Neste momento, se houver um espaço de tempo mínimo de 48 horas interpartidas em competições da CBF é o que se permite em razão da pandemia. Todavia, relembre-se, não há norma pública nacional ou internacional, norma infralegal do Ministério do Trabalho ou sequer jurisprudência a respeito de qual deveria ser o intervalo mínimo entre partidas.

Por outra via, se os jogos não forem todos de competições promovidas pela CBF ou Federações brasileiras, a princípio o intervalo mínimo de 48 horas ou 66 horas não seriam obrigatórios quando se junta jogos nacionais e internacionais, já que as normas federativas brasileiras não necessariamente são impostas às competições da CONMEBOL ou da FIFA.
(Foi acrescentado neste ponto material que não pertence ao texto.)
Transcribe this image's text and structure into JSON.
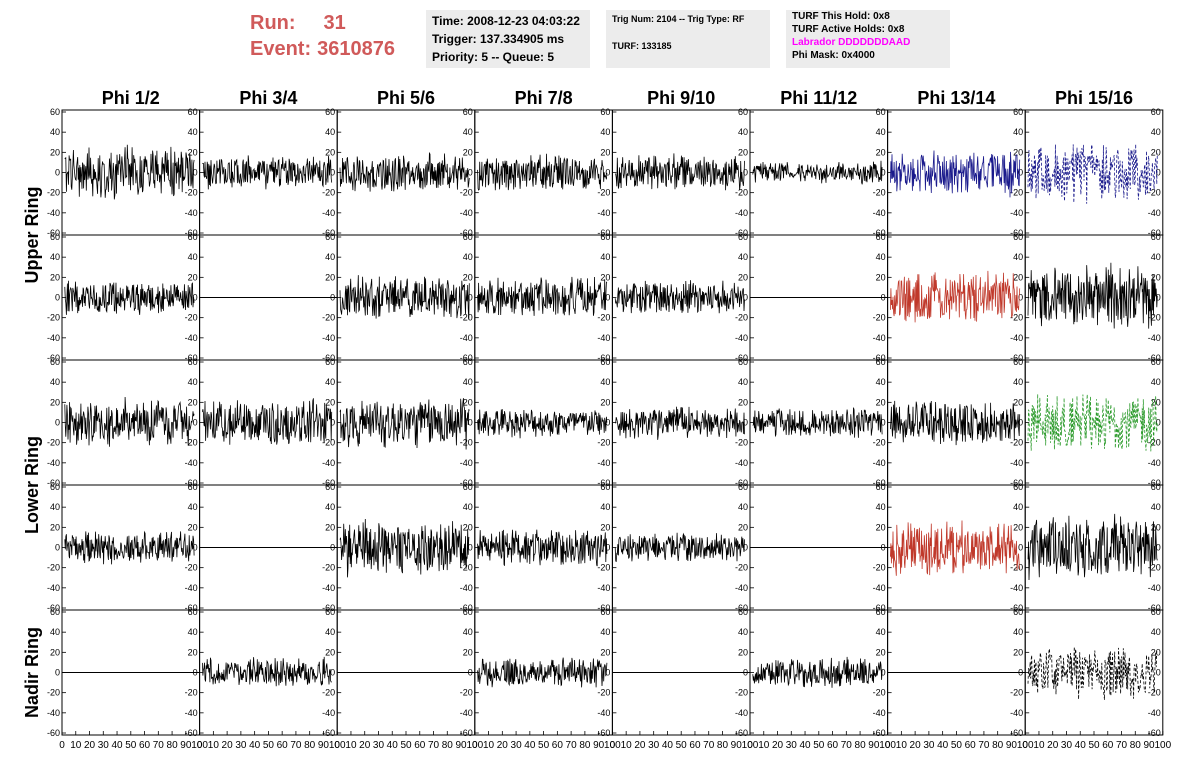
{
  "header": {
    "run_label": "Run:",
    "run_value": "31",
    "event_label": "Event:",
    "event_value": "3610876",
    "info1": [
      "Time: 2008-12-23 04:03:22",
      "Trigger: 137.334905 ms",
      "Priority: 5 -- Queue: 5"
    ],
    "info2": [
      "Trig Num: 2104 -- Trig Type: RF",
      "TURF: 133185"
    ],
    "info3": [
      "TURF This Hold: 0x8",
      "TURF Active Holds: 0x8",
      "Labrador DDDDDDDAAD",
      "Phi Mask: 0x4000"
    ]
  },
  "colors": {
    "run_text": "#d05a5a",
    "info_bg": "#ececec",
    "labrador_text": "#ff00ff",
    "trace_black": "#000000",
    "trace_blue": "#1a1a8c",
    "trace_red": "#c0392b",
    "trace_green": "#2a9a2a"
  },
  "chart_data": {
    "type": "line",
    "columns": [
      "Phi 1/2",
      "Phi 3/4",
      "Phi 5/6",
      "Phi 7/8",
      "Phi 9/10",
      "Phi 11/12",
      "Phi 13/14",
      "Phi 15/16"
    ],
    "rows": [
      "Upper Ring",
      "Upper Ring",
      "Lower Ring",
      "Lower Ring",
      "Nadir Ring"
    ],
    "row_labels": [
      "Upper Ring",
      "Lower Ring",
      "Nadir Ring"
    ],
    "xlim": [
      0,
      100
    ],
    "ylim": [
      -60,
      60
    ],
    "x_ticks": [
      "0",
      "10",
      "20",
      "30",
      "40",
      "50",
      "60",
      "70",
      "80",
      "90",
      "100"
    ],
    "y_ticks": [
      "60",
      "40",
      "20",
      "0",
      "-20",
      "-40",
      "-60"
    ],
    "panels": [
      [
        {
          "trace": "noise",
          "amp": 28,
          "color": "trace_black"
        },
        {
          "trace": "noise",
          "amp": 18,
          "color": "trace_black"
        },
        {
          "trace": "noise",
          "amp": 20,
          "color": "trace_black"
        },
        {
          "trace": "noise",
          "amp": 20,
          "color": "trace_black"
        },
        {
          "trace": "noise",
          "amp": 20,
          "color": "trace_black"
        },
        {
          "trace": "noise",
          "amp": 12,
          "color": "trace_black"
        },
        {
          "trace": "noise",
          "amp": 25,
          "color": "trace_blue"
        },
        {
          "trace": "dashed",
          "amp": 32,
          "color": "trace_blue"
        }
      ],
      [
        {
          "trace": "noise",
          "amp": 18,
          "color": "trace_black"
        },
        {
          "trace": "flat",
          "amp": 0,
          "color": "trace_black"
        },
        {
          "trace": "noise",
          "amp": 24,
          "color": "trace_black"
        },
        {
          "trace": "noise",
          "amp": 22,
          "color": "trace_black"
        },
        {
          "trace": "noise",
          "amp": 18,
          "color": "trace_black"
        },
        {
          "trace": "flat",
          "amp": 0,
          "color": "trace_black"
        },
        {
          "trace": "noise",
          "amp": 28,
          "color": "trace_red"
        },
        {
          "trace": "noise",
          "amp": 35,
          "color": "trace_black"
        }
      ],
      [
        {
          "trace": "noise",
          "amp": 26,
          "color": "trace_black"
        },
        {
          "trace": "noise",
          "amp": 26,
          "color": "trace_black"
        },
        {
          "trace": "noise",
          "amp": 28,
          "color": "trace_black"
        },
        {
          "trace": "noise",
          "amp": 16,
          "color": "trace_black"
        },
        {
          "trace": "noise",
          "amp": 18,
          "color": "trace_black"
        },
        {
          "trace": "noise",
          "amp": 16,
          "color": "trace_black"
        },
        {
          "trace": "noise",
          "amp": 24,
          "color": "trace_black"
        },
        {
          "trace": "dashed",
          "amp": 32,
          "color": "trace_green"
        }
      ],
      [
        {
          "trace": "noise",
          "amp": 18,
          "color": "trace_black"
        },
        {
          "trace": "flat",
          "amp": 0,
          "color": "trace_black"
        },
        {
          "trace": "noise",
          "amp": 30,
          "color": "trace_black"
        },
        {
          "trace": "noise",
          "amp": 20,
          "color": "trace_black"
        },
        {
          "trace": "noise",
          "amp": 16,
          "color": "trace_black"
        },
        {
          "trace": "flat",
          "amp": 0,
          "color": "trace_black"
        },
        {
          "trace": "noise",
          "amp": 30,
          "color": "trace_red"
        },
        {
          "trace": "noise",
          "amp": 34,
          "color": "trace_black"
        }
      ],
      [
        {
          "trace": "flat",
          "amp": 0,
          "color": "trace_black"
        },
        {
          "trace": "noise",
          "amp": 16,
          "color": "trace_black"
        },
        {
          "trace": "flat",
          "amp": 0,
          "color": "trace_black"
        },
        {
          "trace": "noise",
          "amp": 16,
          "color": "trace_black"
        },
        {
          "trace": "flat",
          "amp": 0,
          "color": "trace_black"
        },
        {
          "trace": "noise",
          "amp": 16,
          "color": "trace_black"
        },
        {
          "trace": "flat",
          "amp": 0,
          "color": "trace_black"
        },
        {
          "trace": "dashed",
          "amp": 28,
          "color": "trace_black"
        }
      ]
    ]
  }
}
Em resumo, na falta de regulamento específico sobre o período mínimo entre jogos de competições internacionais e nacionais, a interpretação recai sobre asserções principiológicas de Tratados de Direitos Humanos que o Brasil ratificou, Direitos Fundamentais da Constituição Federal, ou ainda, baseia-se em matéria de direitos trabalhistas mínimos, previstos em normas públicas gerais sobre saúde, segurança e higiene do trabalho.